The New York Times reported in a 2011 article that Paul Disowns Extremists’ Views but Doesn’t Disavow the Support.
Kornder Kray in 2012
Local Republican delegates endorsed retired FBI agent Mike Dudley in 2012, a candidate who ran a strong race in the district; his 74-vote election-night loss to Senator Kevin Dahle(DFL-Northfield) triggered an automatic recount.
Before taking on Dahle, Dudley had to defeat the quixotic quirks of Kornder. Mankato Free Press political reporter Mark Fischenich wrote in Republican candidates in Senate District 20 clearly different choices:
Voters in most of Le Sueur County and other parts of state Senate District 20 won’t be able to use the old “they’re all the same, anyway” excuse for not voting in the Aug. 14 primary election. . . .
At times Kornder sounds like other Republican candidates: “More people work for government than for private enterprise, and this situation is unsustainable.”
Mostly, though, he sounds different.
Kornder wants to look into whether powerful energy companies are suppressing revolutionary new forms of energy such as small-scale nuclear fusion reactors.
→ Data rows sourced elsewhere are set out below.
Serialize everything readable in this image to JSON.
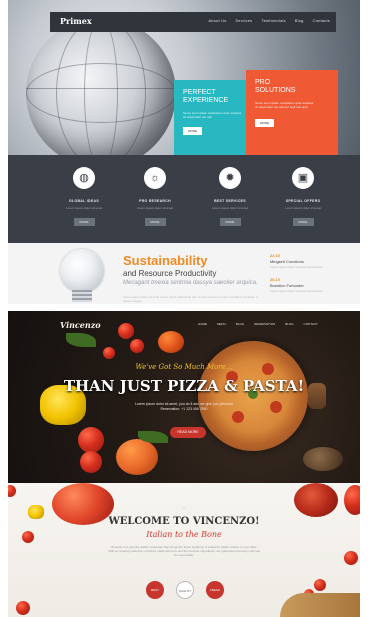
{
  "primex": {
    "logo": "Primex",
    "nav": [
      "About Us",
      "Services",
      "Testimonials",
      "Blog",
      "Contacts"
    ],
    "tile_left": {
      "title_line1": "PERFECT",
      "title_line2": "EXPERIENCE",
      "text": "Nemo enim ipsam voluptatem quia voluptas sit aspernatur aut odit",
      "button": "MORE"
    },
    "tile_right": {
      "title_line1": "PRO",
      "title_line2": "SOLUTIONS",
      "text": "Nemo enim ipsam voluptatem quia voluptas sit aspernatur aut odit aut fugit sed quia",
      "button": "MORE"
    },
    "features": [
      {
        "icon": "globe-icon",
        "glyph": "◍",
        "title": "GLOBAL IDEAS",
        "sub": "Lorem ipsum dolor sit amet",
        "button": "MORE"
      },
      {
        "icon": "lightbulb-icon",
        "glyph": "☼",
        "title": "PRO RESEARCH",
        "sub": "Lorem ipsum dolor sit amet",
        "button": "MORE"
      },
      {
        "icon": "gear-icon",
        "glyph": "✹",
        "title": "BEST SERVICES",
        "sub": "Lorem ipsum dolor sit amet",
        "button": "MORE"
      },
      {
        "icon": "briefcase-icon",
        "glyph": "▣",
        "title": "SPECIAL OFFERS",
        "sub": "Lorem ipsum dolor sit amet",
        "button": "MORE"
      }
    ],
    "sustain": {
      "title": "Sustainability",
      "subtitle": "and Resource Productivity",
      "italic": "Mecagant tmexia sentmia dassya saecker arquica.",
      "para": "Lorem ipsum dolor sit amet conse ctetur adipisicing elit, sed do eiusmod tempor incididunt ut labore et dolore magna."
    },
    "events": [
      {
        "date": "24.10",
        "name": "Mingseit Conctions",
        "text": "Lorem ipsum dolor sit amet consectetur"
      },
      {
        "date": "26.10",
        "name": "Boestico Fortunder",
        "text": "Lorem ipsum dolor sit amet consectetur"
      }
    ]
  },
  "vincenzo": {
    "logo": "Vincenzo",
    "nav": [
      "HOME",
      "MENU",
      "BLOG",
      "RESERVATION",
      "BLOG",
      "CONTACT"
    ],
    "script": "We've Got So Much More...",
    "headline": "THAN JUST PIZZA & PASTA!",
    "subtext_line1": "Lorem ipsum dolor sit amet, you do it and we give you pleasure",
    "subtext_line2": "Reservation: +1 123 456 7890",
    "button": "READ MORE"
  },
  "vincenzo_welcome": {
    "title": "WELCOME TO VINCENZO!",
    "script": "Italian to the Bone",
    "para": "Vincenzo is a genuine Italian restaurant that brings the finest traditions of authentic Italian cuisine to your table. With an amazing selection of dishes made with love and the freshest ingredients, we guarantee that every visit will be memorable.",
    "badges": [
      "BEST",
      "QUALITY",
      "FRESH"
    ]
  },
  "colors": {
    "teal": "#28b8c2",
    "orange": "#ef5a35",
    "accent_red": "#c8352d",
    "gold": "#f1c232"
  }
}
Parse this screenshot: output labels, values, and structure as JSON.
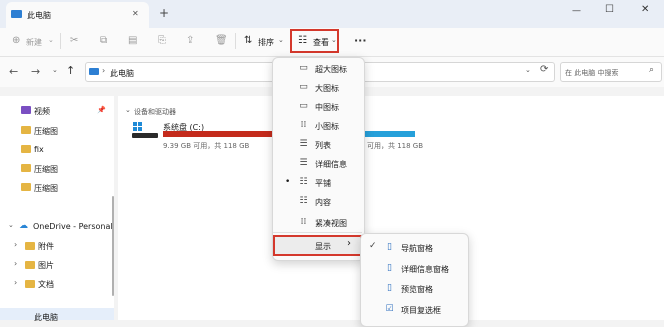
{
  "window": {
    "tab_title": "此电脑",
    "new_tab": "+",
    "close": "✕",
    "minimize": "—",
    "maximize": "☐"
  },
  "toolbar": {
    "new_label": "新建",
    "sort_label": "排序",
    "view_label": "查看",
    "more": "···"
  },
  "address": {
    "path": "此电脑",
    "search_placeholder": "在 此电脑 中搜索"
  },
  "sidebar": {
    "items": [
      {
        "label": "视频",
        "pinned": true
      },
      {
        "label": "压缩图"
      },
      {
        "label": "fix"
      },
      {
        "label": "压缩图"
      },
      {
        "label": "压缩图"
      },
      {
        "label": "OneDrive - Personal"
      },
      {
        "label": "附件"
      },
      {
        "label": "图片"
      },
      {
        "label": "文档"
      },
      {
        "label": "此电脑"
      }
    ]
  },
  "main": {
    "section_title": "设备和驱动器",
    "drives": [
      {
        "name": "系统盘 (C:)",
        "free": "9.39 GB 可用，共 118 GB",
        "used_fraction": 0.92
      },
      {
        "name": "",
        "free": "可用，共 118 GB",
        "used_fraction": 0.08
      }
    ]
  },
  "view_menu": {
    "items": [
      {
        "icon": "▭",
        "label": "超大图标"
      },
      {
        "icon": "▭",
        "label": "大图标"
      },
      {
        "icon": "▭",
        "label": "中图标"
      },
      {
        "icon": "⁞⁞",
        "label": "小图标"
      },
      {
        "icon": "☰",
        "label": "列表"
      },
      {
        "icon": "☰",
        "label": "详细信息"
      },
      {
        "icon": "☷",
        "label": "平铺",
        "selected": true
      },
      {
        "icon": "☷",
        "label": "内容"
      },
      {
        "icon": "⁞⁞",
        "label": "紧凑视图"
      }
    ],
    "show_label": "显示",
    "show_arrow": "›"
  },
  "show_submenu": {
    "items": [
      {
        "icon": "▯",
        "label": "导航窗格",
        "checked": true
      },
      {
        "icon": "▯",
        "label": "详细信息窗格"
      },
      {
        "icon": "▯",
        "label": "预览窗格"
      },
      {
        "icon": "☑",
        "label": "项目复选框"
      }
    ]
  },
  "colors": {
    "accent": "#0067c0",
    "drive_full": "#c42b1c",
    "drive_ok": "#26a0da",
    "highlight": "#d4382c"
  }
}
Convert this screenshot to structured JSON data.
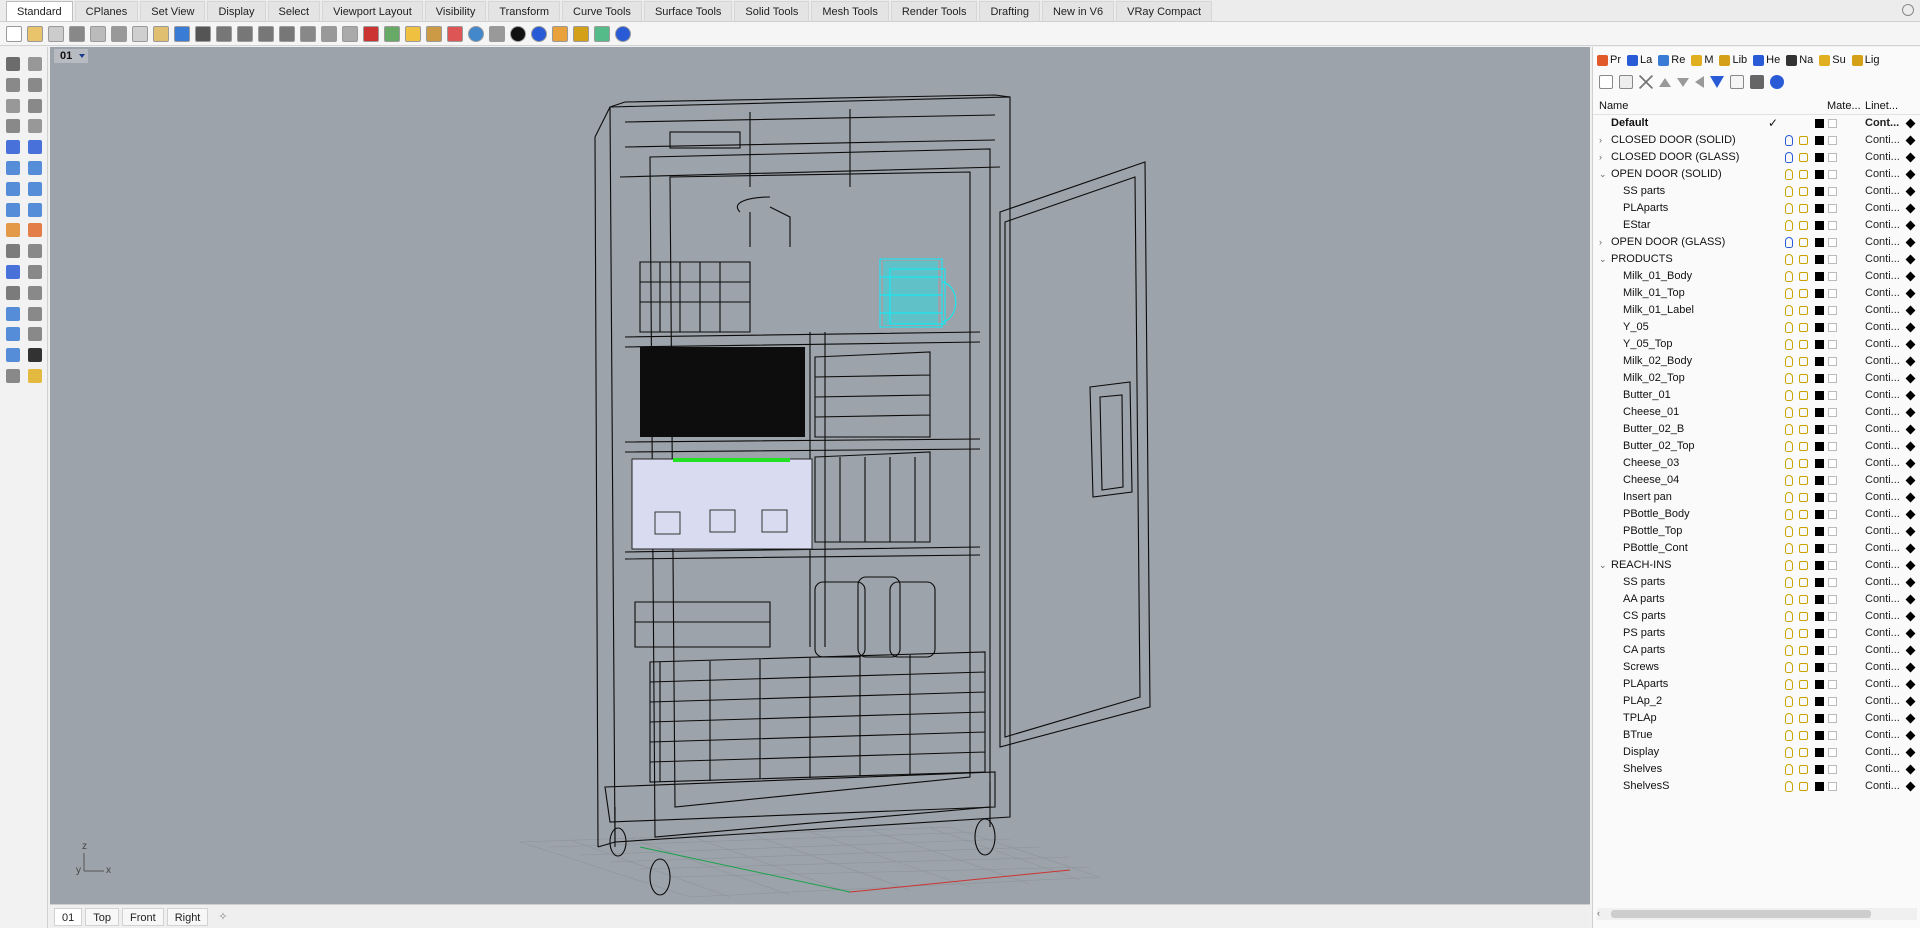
{
  "menu_tabs": [
    "Standard",
    "CPlanes",
    "Set View",
    "Display",
    "Select",
    "Viewport Layout",
    "Visibility",
    "Transform",
    "Curve Tools",
    "Surface Tools",
    "Solid Tools",
    "Mesh Tools",
    "Render Tools",
    "Drafting",
    "New in V6",
    "VRay Compact"
  ],
  "active_menu_tab": "Standard",
  "viewport": {
    "title": "01",
    "axis_z": "z",
    "axis_y": "y",
    "axis_x": "x"
  },
  "viewport_tabs": [
    "01",
    "Top",
    "Front",
    "Right"
  ],
  "panel": {
    "tabs": [
      "Pr",
      "La",
      "Re",
      "M",
      "Lib",
      "He",
      "Na",
      "Su",
      "Lig"
    ],
    "columns": {
      "name": "Name",
      "material": "Mate...",
      "linetype": "Linet..."
    },
    "layers": [
      {
        "name": "Default",
        "indent": 0,
        "current": true,
        "bold": true,
        "linetype": "Cont...",
        "expander": "",
        "bulb": "none"
      },
      {
        "name": "CLOSED DOOR (SOLID)",
        "indent": 0,
        "linetype": "Conti...",
        "expander": "›",
        "bulb": "blue"
      },
      {
        "name": "CLOSED DOOR (GLASS)",
        "indent": 0,
        "linetype": "Conti...",
        "expander": "›",
        "bulb": "blue"
      },
      {
        "name": "OPEN DOOR (SOLID)",
        "indent": 0,
        "linetype": "Conti...",
        "expander": "⌄",
        "bulb": "yellow"
      },
      {
        "name": "SS parts",
        "indent": 1,
        "linetype": "Conti...",
        "expander": "",
        "bulb": "yellow"
      },
      {
        "name": "PLAparts",
        "indent": 1,
        "linetype": "Conti...",
        "expander": "",
        "bulb": "yellow"
      },
      {
        "name": "EStar",
        "indent": 1,
        "linetype": "Conti...",
        "expander": "",
        "bulb": "yellow"
      },
      {
        "name": "OPEN DOOR (GLASS)",
        "indent": 0,
        "linetype": "Conti...",
        "expander": "›",
        "bulb": "blue"
      },
      {
        "name": "PRODUCTS",
        "indent": 0,
        "linetype": "Conti...",
        "expander": "⌄",
        "bulb": "yellow"
      },
      {
        "name": "Milk_01_Body",
        "indent": 1,
        "linetype": "Conti...",
        "expander": "",
        "bulb": "yellow"
      },
      {
        "name": "Milk_01_Top",
        "indent": 1,
        "linetype": "Conti...",
        "expander": "",
        "bulb": "yellow"
      },
      {
        "name": "Milk_01_Label",
        "indent": 1,
        "linetype": "Conti...",
        "expander": "",
        "bulb": "yellow"
      },
      {
        "name": "Y_05",
        "indent": 1,
        "linetype": "Conti...",
        "expander": "",
        "bulb": "yellow"
      },
      {
        "name": "Y_05_Top",
        "indent": 1,
        "linetype": "Conti...",
        "expander": "",
        "bulb": "yellow"
      },
      {
        "name": "Milk_02_Body",
        "indent": 1,
        "linetype": "Conti...",
        "expander": "",
        "bulb": "yellow"
      },
      {
        "name": "Milk_02_Top",
        "indent": 1,
        "linetype": "Conti...",
        "expander": "",
        "bulb": "yellow"
      },
      {
        "name": "Butter_01",
        "indent": 1,
        "linetype": "Conti...",
        "expander": "",
        "bulb": "yellow"
      },
      {
        "name": "Cheese_01",
        "indent": 1,
        "linetype": "Conti...",
        "expander": "",
        "bulb": "yellow"
      },
      {
        "name": "Butter_02_B",
        "indent": 1,
        "linetype": "Conti...",
        "expander": "",
        "bulb": "yellow"
      },
      {
        "name": "Butter_02_Top",
        "indent": 1,
        "linetype": "Conti...",
        "expander": "",
        "bulb": "yellow"
      },
      {
        "name": "Cheese_03",
        "indent": 1,
        "linetype": "Conti...",
        "expander": "",
        "bulb": "yellow"
      },
      {
        "name": "Cheese_04",
        "indent": 1,
        "linetype": "Conti...",
        "expander": "",
        "bulb": "yellow"
      },
      {
        "name": "Insert pan",
        "indent": 1,
        "linetype": "Conti...",
        "expander": "",
        "bulb": "yellow"
      },
      {
        "name": "PBottle_Body",
        "indent": 1,
        "linetype": "Conti...",
        "expander": "",
        "bulb": "yellow"
      },
      {
        "name": "PBottle_Top",
        "indent": 1,
        "linetype": "Conti...",
        "expander": "",
        "bulb": "yellow"
      },
      {
        "name": "PBottle_Cont",
        "indent": 1,
        "linetype": "Conti...",
        "expander": "",
        "bulb": "yellow"
      },
      {
        "name": "REACH-INS",
        "indent": 0,
        "linetype": "Conti...",
        "expander": "⌄",
        "bulb": "yellow"
      },
      {
        "name": "SS parts",
        "indent": 1,
        "linetype": "Conti...",
        "expander": "",
        "bulb": "yellow"
      },
      {
        "name": "AA parts",
        "indent": 1,
        "linetype": "Conti...",
        "expander": "",
        "bulb": "yellow"
      },
      {
        "name": "CS parts",
        "indent": 1,
        "linetype": "Conti...",
        "expander": "",
        "bulb": "yellow"
      },
      {
        "name": "PS parts",
        "indent": 1,
        "linetype": "Conti...",
        "expander": "",
        "bulb": "yellow"
      },
      {
        "name": "CA parts",
        "indent": 1,
        "linetype": "Conti...",
        "expander": "",
        "bulb": "yellow"
      },
      {
        "name": "Screws",
        "indent": 1,
        "linetype": "Conti...",
        "expander": "",
        "bulb": "yellow"
      },
      {
        "name": "PLAparts",
        "indent": 1,
        "linetype": "Conti...",
        "expander": "",
        "bulb": "yellow"
      },
      {
        "name": "PLAp_2",
        "indent": 1,
        "linetype": "Conti...",
        "expander": "",
        "bulb": "yellow"
      },
      {
        "name": "TPLAp",
        "indent": 1,
        "linetype": "Conti...",
        "expander": "",
        "bulb": "yellow"
      },
      {
        "name": "BTrue",
        "indent": 1,
        "linetype": "Conti...",
        "expander": "",
        "bulb": "yellow"
      },
      {
        "name": "Display",
        "indent": 1,
        "linetype": "Conti...",
        "expander": "",
        "bulb": "yellow"
      },
      {
        "name": "Shelves",
        "indent": 1,
        "linetype": "Conti...",
        "expander": "",
        "bulb": "yellow"
      },
      {
        "name": "ShelvesS",
        "indent": 1,
        "linetype": "Conti...",
        "expander": "",
        "bulb": "yellow"
      }
    ]
  },
  "colors": {
    "viewport_bg": "#9da3aa",
    "cyan_highlight": "#19e6f0",
    "green_highlight": "#22e022",
    "bulb": "#c9a400"
  }
}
He’d like to abolish the income tax and believes property taxes are unconstitutional under the Minnesota Constitution.
He wants to shut down the Metropolitan Council and shift its revenue into a new “Bank of Minnesota,” patterned after the Bank of North Dakota formed by the Nonpartisan League a century ago. That would allow the state to pay interest to itself when borrowing, Kornder said.
Kornder would shrink government and fund it with sales and excise taxes, making the excise taxes progressive when possible — applying higher rates, for instance, to luxury cars than to lower-end models. That’s much preferable to property taxes, which are a tax on wealth, and income taxes, which tax the production of wealth, he said.
“If you tax wealth and the production of wealth, you’re actually limiting or destroying these things,” said Kornder, who has previously run unsuccessfully for the Belle Plaine School Board and the state House (in 1978 as a member of The American Party).
In response to a questionnaire from the Northfield News, Kornder summed up his motivation for running: “I offer those who are disappointed with the current leadership, those who support Ron Paul, Tea Partiers, 911 Truthers, Birthers and Conspiracy ‘freaks,’ the opportunity to put someone in the Minnesota Senate who will make a difference.”
Kornder told the Belle Plaine Herald (among other things):
What facets of the Republican Party would you change?
In recent decades, the neo-cons, evangelical-Zionists and RINOs (Republicans In Name Only), have transformed the Republican Party into a tool of the New World Order. I am determined to reverse this.
It's no wonder that Dudley won; what we wonder about is the sanity of the 400 people who voted for this guy, as well as the discernment of the editors who ran the letter.
Photo: A double facepalm from Washington.